I saw an article recently that was talking about Autism charities and the types of language that they use to describe the people they support such as using the word burden or saying that they are helpless and it immediately had me thinking about this training and what we had discussed because that is an example in 2025. We believe we have come so far since Nazi Germany but some things seem to still continue through.
Linking back to a previous blog I wrote where I talked about the fact that everything should not come down to money, the majority of the justification for ending lives especially in Nazi Germany was financial, there was a lot of propaganda about the cost of someone with disabilities and comparing this to the cost of a “normal/typical” family. It is reducing a human down to what they can provide or how much they can bring to the economy and overlooking the fact they are a person, a human being with feelings, thoughts, opinions which should be heard. It shows how money can have such an impact on someone's perspective or their situation, this is still relevant because how many people that we work with live in poverty. Are having to make choices between feeding their families or keeping them warm. Are feeling that they cannot do enough for those they love because we are in a cost of living crisis. The additional costs or expenses that come from having a child with a disability are definitely there and can be a deciding factor for a lot of the decisions people make.

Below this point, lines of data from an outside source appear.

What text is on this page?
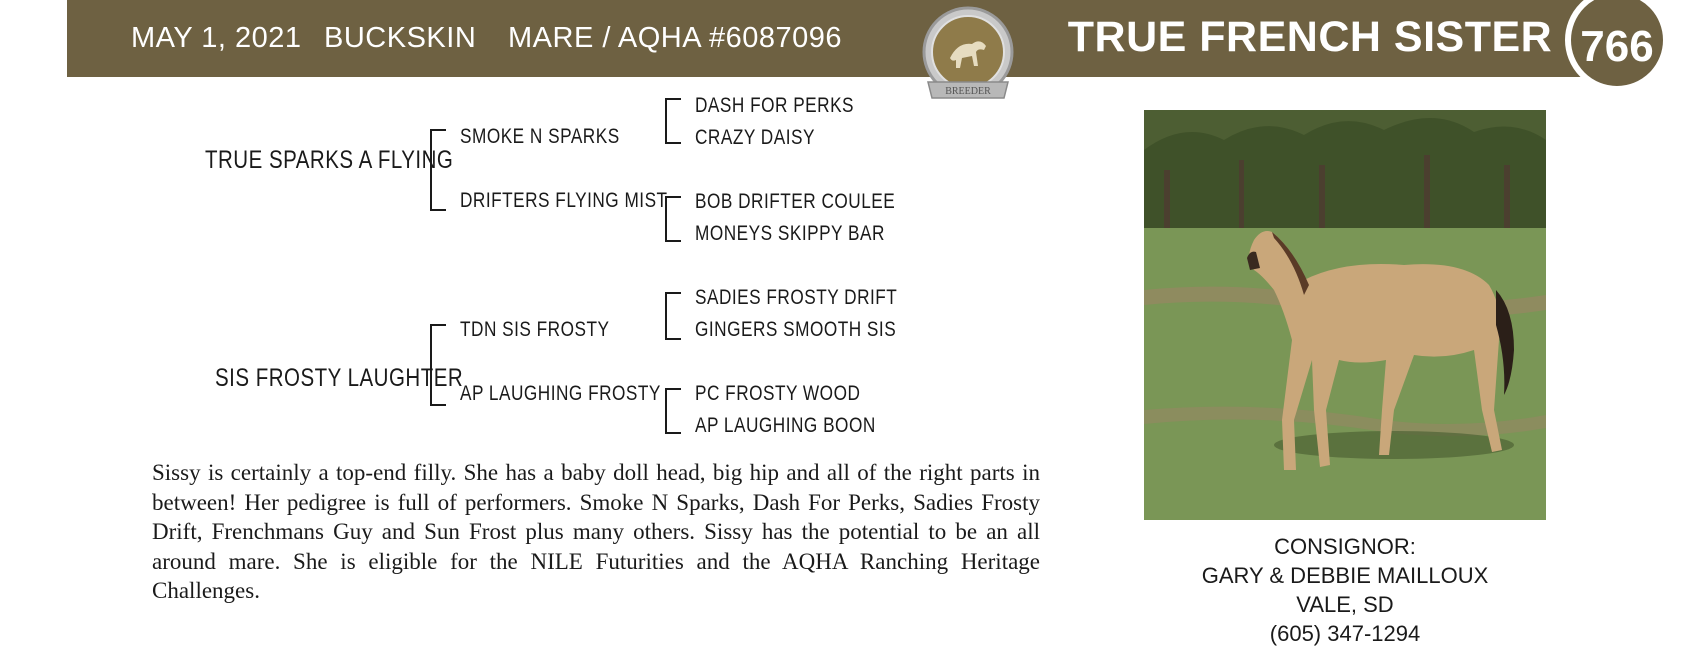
MAY 1, 2021 BUCKSKIN MARE / AQHA #6087096	TRUE FRENCH SISTER 766
BREEDER
TRUE SPARKS A FLYING
SMOKE N SPARKS
DRIFTERS FLYING MIST
DASH FOR PERKS
CRAZY DAISY
BOB DRIFTER COULEE
MONEYS SKIPPY BAR
SIS FROSTY LAUGHTER
TDN SIS FROSTY
AP LAUGHING FROSTY
SADIES FROSTY DRIFT
GINGERS SMOOTH SIS
PC FROSTY WOOD
AP LAUGHING BOON
Sissy is certainly a top-end filly. She has a baby doll head, big hip and all of the right parts in between! Her pedigree is full of performers. Smoke N Sparks, Dash For Perks, Sadies Frosty Drift, Frenchmans Guy and Sun Frost plus many others. Sissy has the potential to be an all around mare. She is eligible for the NILE Futurities and the AQHA Ranching Heritage Challenges.
CONSIGNOR:
GARY & DEBBIE MAILLOUX
VALE, SD
(605) 347-1294
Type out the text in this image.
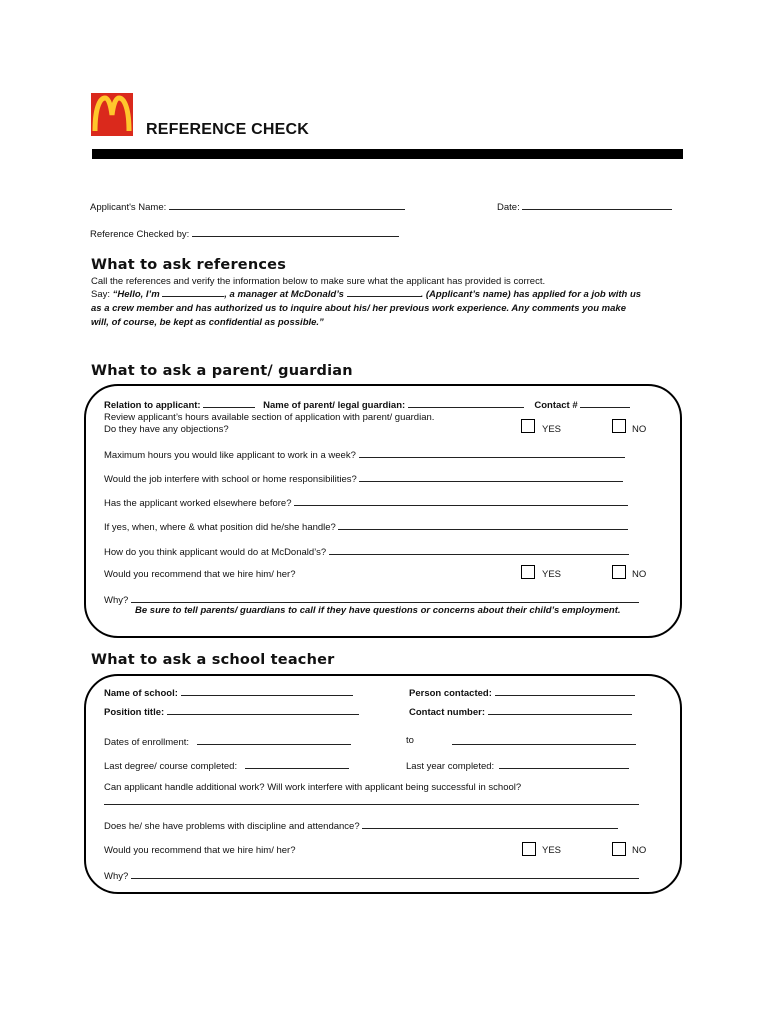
REFERENCE CHECK
Applicant's Name:	Date:
Reference Checked by:
What to ask references
Call the references and verify the information below to make sure what the applicant has provided is correct.
Say: “Hello, I’m	, a manager at McDonald’s	. (Applicant’s name) has applied for a job with us
as a crew member and has authorized us to inquire about his/ her previous work experience. Any comments you make
will, of course, be kept as confidential as possible.”
What to ask a parent/ guardian
Relation to applicant:	Name of parent/ legal guardian:	Contact #
Review applicant’s hours available section of application with parent/ guardian.
Do they have any objections?	YES	NO
Maximum hours you would like applicant to work in a week?
Would the job interfere with school or home responsibilities?
Has the applicant worked elsewhere before?
If yes, when, where & what position did he/she handle?
How do you think applicant would do at McDonald’s?
Would you recommend that we hire him/ her?	YES	NO
Why?
Be sure to tell parents/ guardians to call if they have questions or concerns about their child’s employment.
What to ask a school teacher
Name of school:	Person contacted:
Position title:	Contact number:
Dates of enrollment:	to
Last degree/ course completed:	Last year completed:
Can applicant handle additional work? Will work interfere with applicant being successful in school?
Does he/ she have problems with discipline and attendance?
Would you recommend that we hire him/ her?	YES	NO
Why?
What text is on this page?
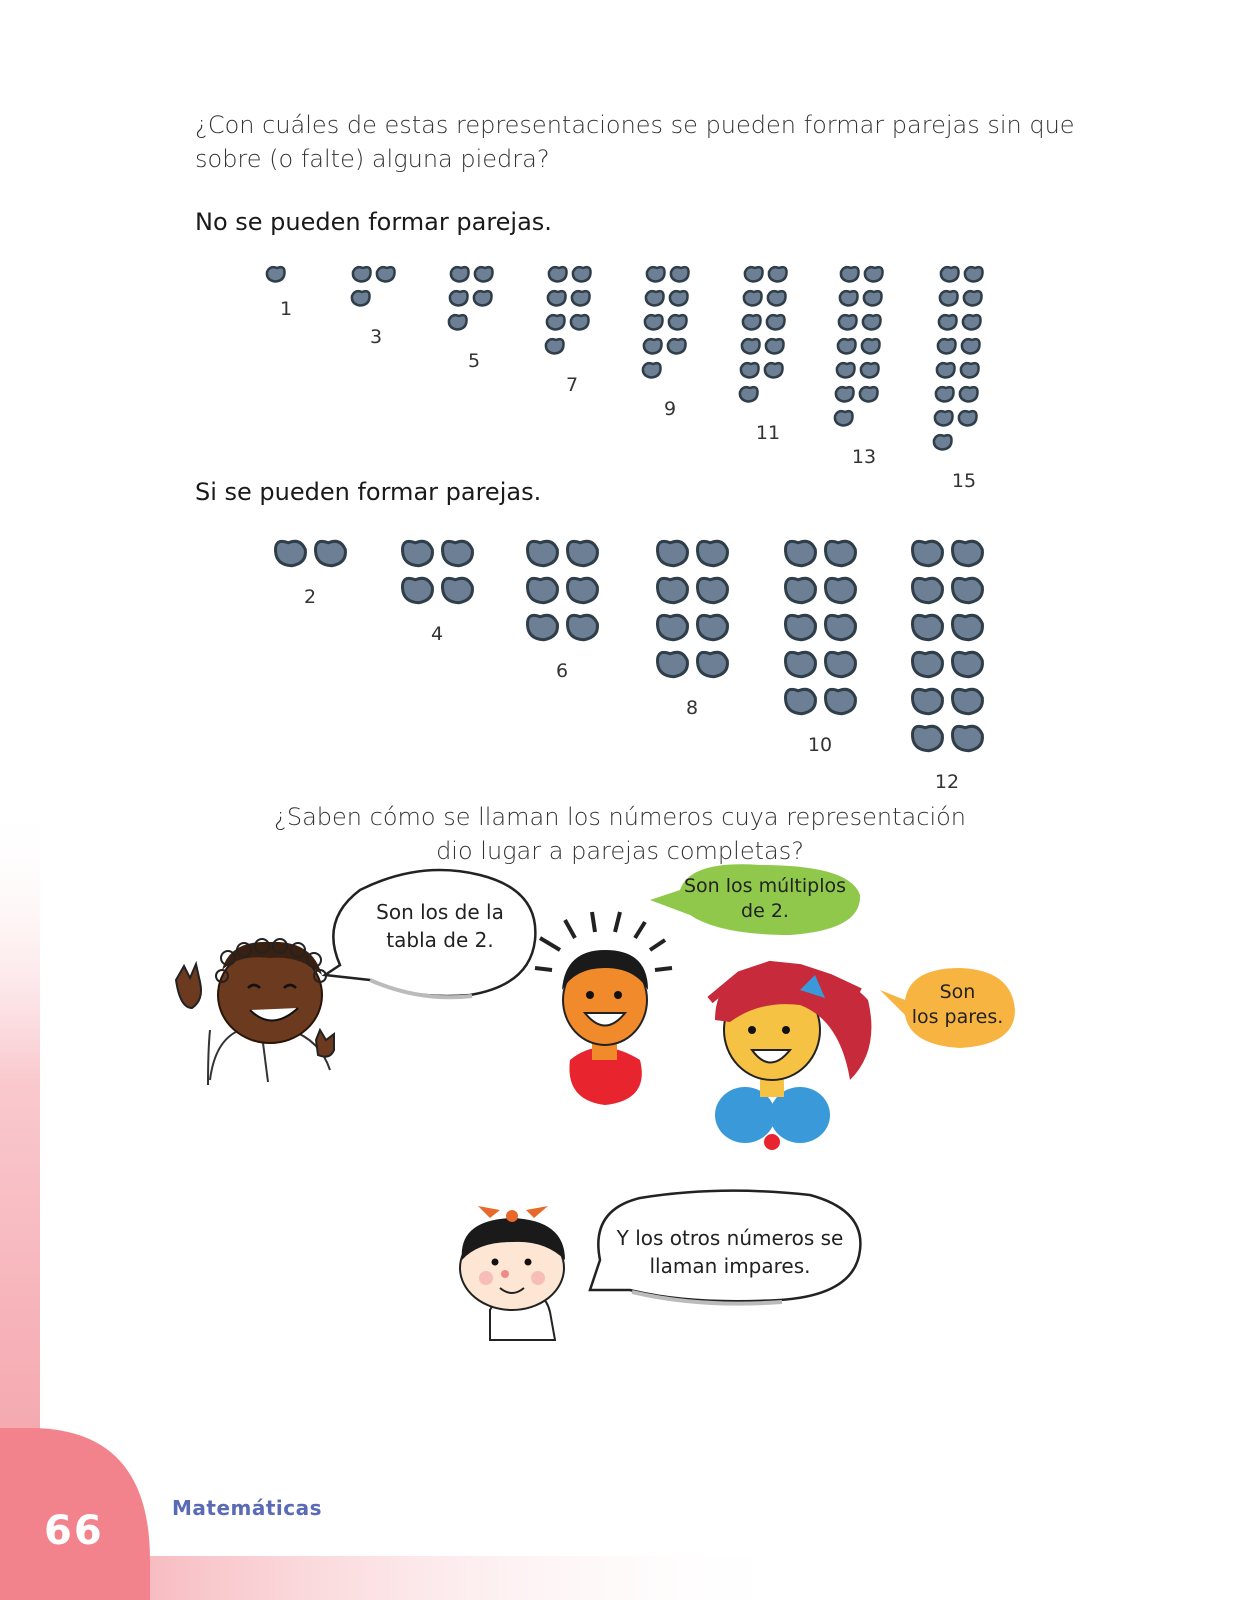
¿Con cuáles de estas representaciones se pueden formar parejas sin que sobre (o falte) alguna piedra?
No se pueden formar parejas.
Si se pueden formar parejas.
1
3
5
7
9
11
13
15
2
4
6
8
10
12
¿Saben cómo se llaman los números cuya representación
dio lugar a parejas completas?
Son los de la
tabla de 2.
Son los múltiplos
de 2.
Son
los pares.
Y los otros números se
llaman impares.
Matemáticas
66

The worrying thing is that there have been suggestions made that we as a country get rid of the Human Rights Act and replace it with something else instead. What kind of impact could this potentially have on the experiences that people have if there is nothing in law to protect them. We saw in Covid the laws that were rushed through to allow blanket decisions to be made about people because of a world wide pandemic, what else could get through under the radar that would have major implications for people and their rights. Recent law changes for Trans people are an example of using law to strip people of rights.
How long is it before rights of everyone who isn't seen to be ideal are removed. How close could we potentially be to another World War. We like to think that it is far away however as I learnt on this training Germany was quite left wing and liberal less than a decade before World War 2 where they killed millions for not being what was seen by Hitler as acceptable or ideal.
I know this one is a bit heavier than a lot of my other blogs but I felt that I needed to write it because the training was so enlightening. Don't get me wrong I knew things weren't ideal in the past but I do not think I realised just how much negativity there was or how people were treated even just a couple of hundred years ago.